18:45 dzahn@cumin1001: END (PASS) - Cookbook sre.hosts.decommission (exit_code=0)
18:45 dzahn@cumin1001: START - Cookbook sre.hosts.decommission
18:41 dzahn@cumin1001: END (FAIL) - Cookbook sre.hosts.decommission (exit_code=1)
18:39 mutante: removing mw1238 through mw1243 - decom with cookbook (T247780 T245099)
18:38 dzahn@cumin1001: START - Cookbook sre.hosts.decommission
18:38 dzahn@cumin1001: END (PASS) - Cookbook sre.hosts.decommission (exit_code=0)
18:37 dzahn@cumin1001: START - Cookbook sre.hosts.decommission
18:35 dzahn@cumin1001: conftool action : set/pooled=inactive; selector: name=mw123[8-9].eqiad.wmnet
18:35 dzahn@cumin1001: conftool action : set/pooled=inactive; selector: name=mw124[0-3].eqiad.wmnet
18:29 otto@deploy1001: helmfile [STAGING] Ran 'apply' command on namespace 'eventstreams' for release 'canary' .
18:01 bsitzmann@deploy1001: Finished deploy [mobileapps/deploy@b6bff94]: Update mobileapps to 3c73ca3 (duration: 06m 06s)
18:00 otto@deploy1001: helmfile [EQIAD] Ran 'apply' command on namespace 'eventstreams' for release 'canary' .
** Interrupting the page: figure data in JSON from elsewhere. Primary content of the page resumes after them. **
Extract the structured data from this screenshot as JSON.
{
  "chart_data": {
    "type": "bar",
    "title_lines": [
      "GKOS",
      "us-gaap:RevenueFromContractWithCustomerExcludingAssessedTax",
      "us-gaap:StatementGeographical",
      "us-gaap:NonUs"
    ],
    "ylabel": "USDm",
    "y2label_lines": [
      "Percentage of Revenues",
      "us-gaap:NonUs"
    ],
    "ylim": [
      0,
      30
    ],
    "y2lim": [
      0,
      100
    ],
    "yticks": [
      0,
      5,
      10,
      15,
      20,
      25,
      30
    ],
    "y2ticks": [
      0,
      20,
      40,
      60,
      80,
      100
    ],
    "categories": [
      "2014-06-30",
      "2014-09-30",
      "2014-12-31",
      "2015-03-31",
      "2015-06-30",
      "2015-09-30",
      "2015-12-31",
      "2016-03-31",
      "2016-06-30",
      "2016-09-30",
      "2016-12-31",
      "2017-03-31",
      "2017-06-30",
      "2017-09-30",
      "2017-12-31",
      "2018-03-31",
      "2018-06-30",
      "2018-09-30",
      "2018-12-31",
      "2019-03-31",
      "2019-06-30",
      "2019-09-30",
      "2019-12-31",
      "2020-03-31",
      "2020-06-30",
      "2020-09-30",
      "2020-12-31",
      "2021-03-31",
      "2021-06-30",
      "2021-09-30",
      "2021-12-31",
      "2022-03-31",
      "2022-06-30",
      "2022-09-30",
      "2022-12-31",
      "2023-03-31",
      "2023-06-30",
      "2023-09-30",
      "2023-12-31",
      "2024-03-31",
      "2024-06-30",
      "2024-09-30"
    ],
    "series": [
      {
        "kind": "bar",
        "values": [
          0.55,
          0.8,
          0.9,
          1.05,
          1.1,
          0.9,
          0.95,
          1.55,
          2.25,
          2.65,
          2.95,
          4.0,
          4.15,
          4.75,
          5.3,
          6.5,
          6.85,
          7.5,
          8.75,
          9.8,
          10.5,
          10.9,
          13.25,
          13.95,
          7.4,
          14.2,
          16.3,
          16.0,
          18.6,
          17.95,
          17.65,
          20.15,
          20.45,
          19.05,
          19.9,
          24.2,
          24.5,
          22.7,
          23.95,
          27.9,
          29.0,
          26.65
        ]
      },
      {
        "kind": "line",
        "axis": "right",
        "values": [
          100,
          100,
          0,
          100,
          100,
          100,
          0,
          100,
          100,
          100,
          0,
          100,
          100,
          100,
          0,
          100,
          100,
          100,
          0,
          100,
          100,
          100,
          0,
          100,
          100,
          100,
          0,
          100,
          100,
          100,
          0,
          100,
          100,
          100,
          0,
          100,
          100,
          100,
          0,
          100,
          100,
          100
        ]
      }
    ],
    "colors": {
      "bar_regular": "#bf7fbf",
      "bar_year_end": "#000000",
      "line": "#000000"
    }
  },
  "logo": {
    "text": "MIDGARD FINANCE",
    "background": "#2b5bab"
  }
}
17:58 otto@deploy1001: helmfile [EQIAD] Ran 'apply' command on namespace 'eventstreams' for release 'canary' .
17:56 ladsgroup@deploy1001: Synchronized php-1.35.0-wmf.23/languages/LanguageConverter.php: languages: Don't assume in LanguageConverter (T235360) (duration: 01m 07s)
17:55 bsitzmann@deploy1001: Started deploy [mobileapps/deploy@b6bff94]: Update mobileapps to 3c73ca3
17:55 otto@deploy1001: helmfile [EQIAD] Ran 'apply' command on namespace 'eventstreams' for release 'canary' .
17:53 dzahn@cumin1001: conftool action : set/pooled=no; selector: name=mw124[0-3].eqiad.wmnet
17:53 dzahn@cumin1001: conftool action : set/pooled=no; selector: name=mw123[89].eqiad.wmnet
17:52 Amir1: warming up cache for Q70M to Q80M for new term store on db1111, db1126, db1104, db1092 (T219123)
17:46 ladsgroup@deploy1001: Synchronized php-1.35.0-wmf.23/extensions/Wikibase/lib/includes/Store/Sql/Terms/DatabaseItemTermStoreWriter.php: Do not lock rows when there's no term returned (T247553 T246898) (duration: 01m 07s)
17:42 otto@deploy1001: helmfile [EQIAD] Ran 'apply' command on namespace 'eventstreams' for release 'canary' .
17:40 otto@deploy1001: helmfile [EQIAD] Ran 'apply' command on namespace 'eventstreams' for release 'canary' .
17:37 ejegg: updated payments-wiki from 86ce0361f9 to 72856949a1
17:30 bearND: mobileapps deploy failed on canary, rolled back
17:29 bsitzmann@deploy1001: Finished deploy [mobileapps/deploy@266e6da]: Update mobileapps to 6370784 (duration: 04m 00s)
17:25 bsitzmann@deploy1001: Started deploy [mobileapps/deploy@266e6da]: Update mobileapps to 6370784
17:24 elukey@deploy1001: Finished deploy [analytics/superset/deploy@3f3ddcb]: Upgrade PyHive to 0.6.2 (duration: 00m 43s)
17:24 elukey@deploy1001: Started deploy [analytics/superset/deploy@3f3ddcb]: Upgrade PyHive to 0.6.2
17:18 dzahn@cumin1001: conftool action : set/pooled=yes; selector: name=mw1280.eqiad.wmnet
17:17 dzahn@cumin1001: conftool action : set/pooled=no; selector: name=mw1280.eqiad.wmnet
17:10 jynus: purging some old rows on pc1010 on a screen to earn some time T247788

There's some wikibase activity, maybe they are using the restbase language converter endpoint?